I'd suggest your next batch, you mash for 75-90 minutes.

I began doing 90 minute mashes and picked up 6-7 points. I think that 45 minutes is too short. Expecially if your dealing with a coarse crush.
 
OK, sounds good. I am hoping to try again next Sat or Sun. Hopefully I will have a day off.

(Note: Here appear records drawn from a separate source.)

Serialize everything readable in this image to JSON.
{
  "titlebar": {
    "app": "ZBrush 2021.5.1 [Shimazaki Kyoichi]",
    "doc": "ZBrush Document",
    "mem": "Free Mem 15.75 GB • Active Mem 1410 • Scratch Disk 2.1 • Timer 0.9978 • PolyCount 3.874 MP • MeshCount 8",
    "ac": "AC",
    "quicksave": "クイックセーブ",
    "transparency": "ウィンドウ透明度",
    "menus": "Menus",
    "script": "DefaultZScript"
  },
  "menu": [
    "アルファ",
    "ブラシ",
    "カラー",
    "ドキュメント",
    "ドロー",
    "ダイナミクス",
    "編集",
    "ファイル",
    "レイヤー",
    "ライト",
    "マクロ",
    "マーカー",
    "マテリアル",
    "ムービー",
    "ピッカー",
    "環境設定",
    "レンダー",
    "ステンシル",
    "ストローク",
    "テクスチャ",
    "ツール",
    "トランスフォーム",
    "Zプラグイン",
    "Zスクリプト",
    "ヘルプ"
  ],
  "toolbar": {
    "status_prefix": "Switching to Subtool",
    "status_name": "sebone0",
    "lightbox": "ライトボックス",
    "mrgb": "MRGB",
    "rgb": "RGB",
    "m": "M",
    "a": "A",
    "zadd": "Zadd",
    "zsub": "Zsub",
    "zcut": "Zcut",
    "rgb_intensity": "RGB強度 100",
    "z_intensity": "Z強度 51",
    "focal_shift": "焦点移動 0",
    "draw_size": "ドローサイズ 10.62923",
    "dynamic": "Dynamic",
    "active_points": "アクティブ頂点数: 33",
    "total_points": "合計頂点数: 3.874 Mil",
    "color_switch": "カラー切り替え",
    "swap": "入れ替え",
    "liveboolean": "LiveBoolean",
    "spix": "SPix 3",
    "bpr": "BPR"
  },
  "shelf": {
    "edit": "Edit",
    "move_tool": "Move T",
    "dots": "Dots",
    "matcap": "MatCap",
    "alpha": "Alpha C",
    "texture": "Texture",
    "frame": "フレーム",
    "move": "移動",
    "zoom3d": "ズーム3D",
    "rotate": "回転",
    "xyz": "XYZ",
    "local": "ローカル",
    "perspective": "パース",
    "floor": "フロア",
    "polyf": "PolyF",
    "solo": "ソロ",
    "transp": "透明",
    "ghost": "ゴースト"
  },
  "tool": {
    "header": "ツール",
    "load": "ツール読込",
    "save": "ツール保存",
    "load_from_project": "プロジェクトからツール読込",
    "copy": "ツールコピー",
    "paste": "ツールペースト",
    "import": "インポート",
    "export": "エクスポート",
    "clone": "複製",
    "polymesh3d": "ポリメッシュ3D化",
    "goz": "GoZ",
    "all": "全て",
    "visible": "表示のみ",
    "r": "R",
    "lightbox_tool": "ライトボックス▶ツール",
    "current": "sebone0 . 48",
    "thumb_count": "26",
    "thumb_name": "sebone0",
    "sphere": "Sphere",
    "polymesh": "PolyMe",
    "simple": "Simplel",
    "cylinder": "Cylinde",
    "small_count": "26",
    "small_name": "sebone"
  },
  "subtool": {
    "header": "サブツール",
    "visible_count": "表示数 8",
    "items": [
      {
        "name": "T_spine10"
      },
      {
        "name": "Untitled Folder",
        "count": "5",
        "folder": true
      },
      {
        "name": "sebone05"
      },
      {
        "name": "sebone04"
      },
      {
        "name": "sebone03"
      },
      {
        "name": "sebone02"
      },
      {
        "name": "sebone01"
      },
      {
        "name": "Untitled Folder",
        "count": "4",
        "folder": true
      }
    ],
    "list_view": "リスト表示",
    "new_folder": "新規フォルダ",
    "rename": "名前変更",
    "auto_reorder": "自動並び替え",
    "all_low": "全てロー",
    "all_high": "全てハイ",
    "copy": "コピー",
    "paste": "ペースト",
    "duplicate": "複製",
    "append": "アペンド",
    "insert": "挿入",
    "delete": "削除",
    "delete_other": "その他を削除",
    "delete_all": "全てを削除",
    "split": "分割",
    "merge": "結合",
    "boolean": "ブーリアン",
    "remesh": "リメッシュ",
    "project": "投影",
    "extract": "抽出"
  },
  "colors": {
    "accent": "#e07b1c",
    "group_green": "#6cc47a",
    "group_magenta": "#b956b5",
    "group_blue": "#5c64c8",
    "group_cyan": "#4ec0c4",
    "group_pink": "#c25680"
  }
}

By the way Biermuncher, one of the keggles I bought looks EXACTLY like yours. When I first looked at it, I thought I was buying a hand me down from you. Same jagged cut edges..LOL I should send you a pic.

Josh
 
Yep, about 47%. Try mashing with 3.5 gallons for 60 minutes than batch sparging with 5 gallons of 170 degree water and make it last 30-40 minutes. I never do a second runnig for sparge unless i come up short in the kettle, than i sparge untill i have X amount in the kettle.
 
Beerlord said:
...then batch sparging with 5 gallons of 170 degree water and make it last 30-40 minutes. I never do a second runnig for sparge unless i come up short in the kettle

Hmm, still learning here... is keeping the sparge water in the tun for that long (30 mins.) conventional wisdom??:confused:
 
beergears said:
Hmm, still learning here... is keeping the sparge water in the tun for that long (30 mins.) conventional wisdom??:confused:
fly sparging takes about that long, so why wouldnt' batch sparging. Thats the way I've always done it.
 
As I understand it, there is no reason to do a slow sparge when you are batch sparging. Dissolved sugar is dissolved sugar, and doing it slow will not gain any advantage. With fly sparging, though, slow is definitely better. You are adding a small flow of water and removing a small flow of wort. That's the difference. With batch sparging, once you add the sparge water and stir, the sugar should be all dissolved. You could let it rest 10 minutes to make sure, and then run it all off.
 
My batch sparging takes between 10-20 minutes, depending on the depth and density of the grain bed.

Heat the sparge water to 185.
Dump it in.
Quick stir.
Let sit for 5 minutes and drain.
Every now and again I have to back-blast the drain hose with my hot water garden hose to unstick, but that's just cuz I'm greedy on my crush.